#059: GENETIC OR “CLASSICAL” OPTIMIZATION?
For some reason, many beginning traders have a fear of using genetic algorithms (GA) to optimize their systems. However, it is obvious that classical (exhaustive), as well as modern (genetic) optimizations play their part in strategy development. Today I will try to explain what differences both types of optimization can offer and help you see that you don’t have to be afraid of “genetics”.
The biggest advantage of genetic optimization is, without a doubt, time. Especially if we have more parameters to optimize, we can literally shorten the whole process from days to only a few hours – which is an acceleration worth thinking about.
Most traders that don’t have any experience with genetic optimization have a feeling that thanks to this shortcut the whole process will be somehow like “cheating”. After all, how is it possible that GA can find solutions in 5-10% of regular time, when the classical optimization process takes “full” time?
First of all, in a surprisingly high amount of cases, genetic algorithms can find completely similar combinations which classical optimizations would find as well. Secondly, it can find combinations that can differ. This can be helpful, as I will explain shortly.
Let’s start with a simple comparison that shows rather realistic solutions found by GA - how close or how distant they are to solutions that classical optimization would find.
In this article I have chosen as an example a system of mine with 5 optimization parameters in total and on which I have applied Walk Forward Optimization (WFO). It means that I have divided used data into 7 segments and I have carried out 7 optimizations (one on each segment of data) to have more samples to compare. The comparison turned out as follows:
First of all, I have marked in yellow the parameters that GA found exactly the same as the classical method of optimization. From the picture it is obvious that it was in more than half of the cases – 54%. That isn’t bad at all, especially if we take into account the reduction of the original time needed for optimization is of 90-95%. Afterwards, I have marked in red the parameters GA found as very close to those the classical optimization technique found – the outcome shows there isn’t any noticeable difference. Yellow and red fields add up to 69%, which is a pretty decent result. In almost 3/4 of the cases, the results from GA were the same or very close to those where the classical optimization was used. However, GA found solutions in 5-10% of the time than what was originally needed.
The remaining 31% of results differ fundamentally, which can be a bit concerning for some people. But as I will explain later there is no need for that.
Usually the reason for a difference between results is that classical optimization is searching for the so-called local optimum and genetic algorithms rather tend to find a global optimum.
What exactly are these?
Imagine you have two parameters – N1 and N2 – and you would like to find a combination with the best profit. You carry-out an optimization which you can afterwards display in a 3D chart:
As you can see from the picture, the best combination shows profit at around the level of 130,000 USD. The problem is that this optimum is local, and not global. The local optimum doesn’t show similar results in the immediate vicinity. In other words, there is only one combination that provides great results, but any surrounding combinations will not. Local optimum is with a high probability over optimized combination and a classical optimization technique tends to search for local optimum.
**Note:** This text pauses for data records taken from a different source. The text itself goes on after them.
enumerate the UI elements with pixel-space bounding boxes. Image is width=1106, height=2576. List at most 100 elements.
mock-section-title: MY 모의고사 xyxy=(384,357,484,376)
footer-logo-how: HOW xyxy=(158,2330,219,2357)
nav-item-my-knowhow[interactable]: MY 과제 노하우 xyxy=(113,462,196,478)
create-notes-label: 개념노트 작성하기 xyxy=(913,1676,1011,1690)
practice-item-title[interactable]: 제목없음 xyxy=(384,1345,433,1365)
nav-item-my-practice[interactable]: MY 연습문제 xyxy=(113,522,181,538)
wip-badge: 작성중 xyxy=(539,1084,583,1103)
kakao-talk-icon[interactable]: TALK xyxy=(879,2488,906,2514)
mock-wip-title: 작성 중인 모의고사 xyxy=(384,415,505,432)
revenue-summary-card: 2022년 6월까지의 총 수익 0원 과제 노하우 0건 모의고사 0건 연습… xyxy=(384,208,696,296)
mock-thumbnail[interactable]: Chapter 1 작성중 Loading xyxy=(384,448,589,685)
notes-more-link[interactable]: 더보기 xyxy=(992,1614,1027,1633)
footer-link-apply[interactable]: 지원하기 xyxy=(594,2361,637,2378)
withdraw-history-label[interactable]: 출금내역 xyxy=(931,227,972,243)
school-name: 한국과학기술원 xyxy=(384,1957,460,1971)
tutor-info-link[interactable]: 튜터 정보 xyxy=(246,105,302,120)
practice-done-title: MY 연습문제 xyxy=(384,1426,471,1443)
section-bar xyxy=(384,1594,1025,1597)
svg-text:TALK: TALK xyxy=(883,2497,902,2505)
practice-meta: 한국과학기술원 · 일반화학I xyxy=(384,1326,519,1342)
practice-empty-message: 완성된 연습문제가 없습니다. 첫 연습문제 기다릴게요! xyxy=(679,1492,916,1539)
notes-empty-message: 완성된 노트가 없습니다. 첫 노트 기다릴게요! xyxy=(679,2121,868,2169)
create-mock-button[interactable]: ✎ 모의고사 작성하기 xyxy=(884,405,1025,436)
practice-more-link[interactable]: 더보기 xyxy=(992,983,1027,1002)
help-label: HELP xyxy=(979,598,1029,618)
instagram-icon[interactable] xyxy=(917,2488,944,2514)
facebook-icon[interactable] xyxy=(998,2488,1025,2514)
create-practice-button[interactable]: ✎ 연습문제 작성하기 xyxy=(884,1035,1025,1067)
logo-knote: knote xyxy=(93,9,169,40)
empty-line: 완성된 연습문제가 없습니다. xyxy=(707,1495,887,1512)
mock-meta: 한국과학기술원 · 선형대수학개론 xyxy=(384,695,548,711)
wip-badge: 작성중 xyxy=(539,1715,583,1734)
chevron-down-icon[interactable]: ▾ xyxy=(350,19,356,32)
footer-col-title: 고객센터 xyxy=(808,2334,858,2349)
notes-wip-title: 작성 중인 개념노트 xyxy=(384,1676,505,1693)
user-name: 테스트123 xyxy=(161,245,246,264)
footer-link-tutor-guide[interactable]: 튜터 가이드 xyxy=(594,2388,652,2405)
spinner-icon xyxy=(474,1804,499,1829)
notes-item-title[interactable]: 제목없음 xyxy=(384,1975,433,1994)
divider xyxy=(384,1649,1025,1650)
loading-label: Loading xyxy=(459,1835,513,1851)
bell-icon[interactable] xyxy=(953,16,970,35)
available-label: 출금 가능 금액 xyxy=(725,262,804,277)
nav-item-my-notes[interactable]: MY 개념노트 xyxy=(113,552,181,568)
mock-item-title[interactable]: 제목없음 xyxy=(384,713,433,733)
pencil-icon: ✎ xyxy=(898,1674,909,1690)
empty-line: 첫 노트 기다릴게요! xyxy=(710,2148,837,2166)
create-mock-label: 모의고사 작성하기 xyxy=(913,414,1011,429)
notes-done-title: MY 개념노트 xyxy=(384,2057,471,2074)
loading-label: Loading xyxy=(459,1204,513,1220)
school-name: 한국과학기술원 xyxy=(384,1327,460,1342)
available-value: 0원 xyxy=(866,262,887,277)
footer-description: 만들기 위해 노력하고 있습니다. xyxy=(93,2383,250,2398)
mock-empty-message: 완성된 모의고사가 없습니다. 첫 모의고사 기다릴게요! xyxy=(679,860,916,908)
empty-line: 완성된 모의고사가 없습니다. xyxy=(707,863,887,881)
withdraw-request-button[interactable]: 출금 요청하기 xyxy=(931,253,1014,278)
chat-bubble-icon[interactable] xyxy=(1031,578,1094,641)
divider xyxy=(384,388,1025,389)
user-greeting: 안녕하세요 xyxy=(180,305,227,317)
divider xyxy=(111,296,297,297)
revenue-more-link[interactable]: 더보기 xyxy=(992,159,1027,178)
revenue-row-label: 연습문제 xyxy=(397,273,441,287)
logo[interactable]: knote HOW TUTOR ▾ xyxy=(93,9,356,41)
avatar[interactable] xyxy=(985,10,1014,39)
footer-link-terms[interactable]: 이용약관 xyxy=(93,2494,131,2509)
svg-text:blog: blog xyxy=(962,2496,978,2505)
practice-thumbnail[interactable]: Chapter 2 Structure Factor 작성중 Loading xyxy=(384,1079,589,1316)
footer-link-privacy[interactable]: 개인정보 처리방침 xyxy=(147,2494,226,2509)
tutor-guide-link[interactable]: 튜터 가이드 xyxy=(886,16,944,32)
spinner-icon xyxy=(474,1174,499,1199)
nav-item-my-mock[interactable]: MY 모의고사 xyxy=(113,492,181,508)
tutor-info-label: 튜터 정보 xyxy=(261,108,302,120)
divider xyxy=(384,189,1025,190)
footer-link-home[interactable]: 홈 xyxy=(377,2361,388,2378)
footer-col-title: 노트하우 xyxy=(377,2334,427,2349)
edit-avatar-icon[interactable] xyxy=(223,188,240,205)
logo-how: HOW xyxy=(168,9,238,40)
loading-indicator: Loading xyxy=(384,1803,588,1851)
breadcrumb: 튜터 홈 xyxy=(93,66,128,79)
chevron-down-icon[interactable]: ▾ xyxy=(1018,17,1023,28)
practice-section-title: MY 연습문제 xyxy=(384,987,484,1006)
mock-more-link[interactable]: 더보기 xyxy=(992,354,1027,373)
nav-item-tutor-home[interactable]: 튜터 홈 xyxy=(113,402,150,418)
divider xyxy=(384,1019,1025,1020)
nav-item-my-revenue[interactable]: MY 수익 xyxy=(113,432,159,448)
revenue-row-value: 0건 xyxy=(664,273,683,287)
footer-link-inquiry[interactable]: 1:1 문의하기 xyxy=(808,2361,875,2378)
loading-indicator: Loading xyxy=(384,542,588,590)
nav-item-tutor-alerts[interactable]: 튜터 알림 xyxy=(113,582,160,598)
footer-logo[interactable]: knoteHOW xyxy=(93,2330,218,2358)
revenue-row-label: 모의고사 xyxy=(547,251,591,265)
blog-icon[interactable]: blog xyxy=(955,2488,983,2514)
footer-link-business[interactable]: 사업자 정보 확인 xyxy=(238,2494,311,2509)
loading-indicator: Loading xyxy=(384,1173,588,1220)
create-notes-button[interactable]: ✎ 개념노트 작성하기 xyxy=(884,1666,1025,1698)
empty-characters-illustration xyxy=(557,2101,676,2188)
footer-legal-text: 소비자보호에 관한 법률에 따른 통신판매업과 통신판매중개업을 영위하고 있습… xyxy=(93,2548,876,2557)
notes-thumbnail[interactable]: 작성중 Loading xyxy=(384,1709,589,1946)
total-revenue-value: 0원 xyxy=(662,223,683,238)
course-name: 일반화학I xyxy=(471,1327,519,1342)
Unlike genetic algorithms which are going for global optimum. I have marked such area in the picture with an arrow. As you can see, in this area the profit is around 110,000 USD, but optimum has many functional “neighbours”. Therefore, global optimum is more robust than local optimum (which earns more, but the combination of parameters is from the robustness point of view disputable).
Naturally, genetic algorithms don’t always hit global optimum and occasionally they also include a local optimum in their solutions. At the same time, classical optimization doesn’t always produce only local optimum – oftentimes, the best combination is part of a global optimum (and these are the moments when in all probable solutions found by GA and classical optimization will correspond or will be very close). Unfortunately, genetic algorithms also use the element of chance, so the final result is substantially less controllable – well, this is the price to pay for the acceleration of optimization.
Personally, I use both types of optimization and I think that both have their places in the development of ATS. Genetic algorithms may seem scary at the beginning, but once you carry out a few tests and you get used to them, you will realize that they are an irreplaceable help in many cases, and with their help you will do much more work. Of course, there are tons of academic studies discussing aspects of both optimizations. We could polemicize about anything in regards to both methods – but I personally am not an academic; I am a pure practitioner. From the practical point of view GA, can be really priceless, especially when used in a sensible and smart way. Therefore, there is no need to be afraid of them but it is important to use them with sense and reason.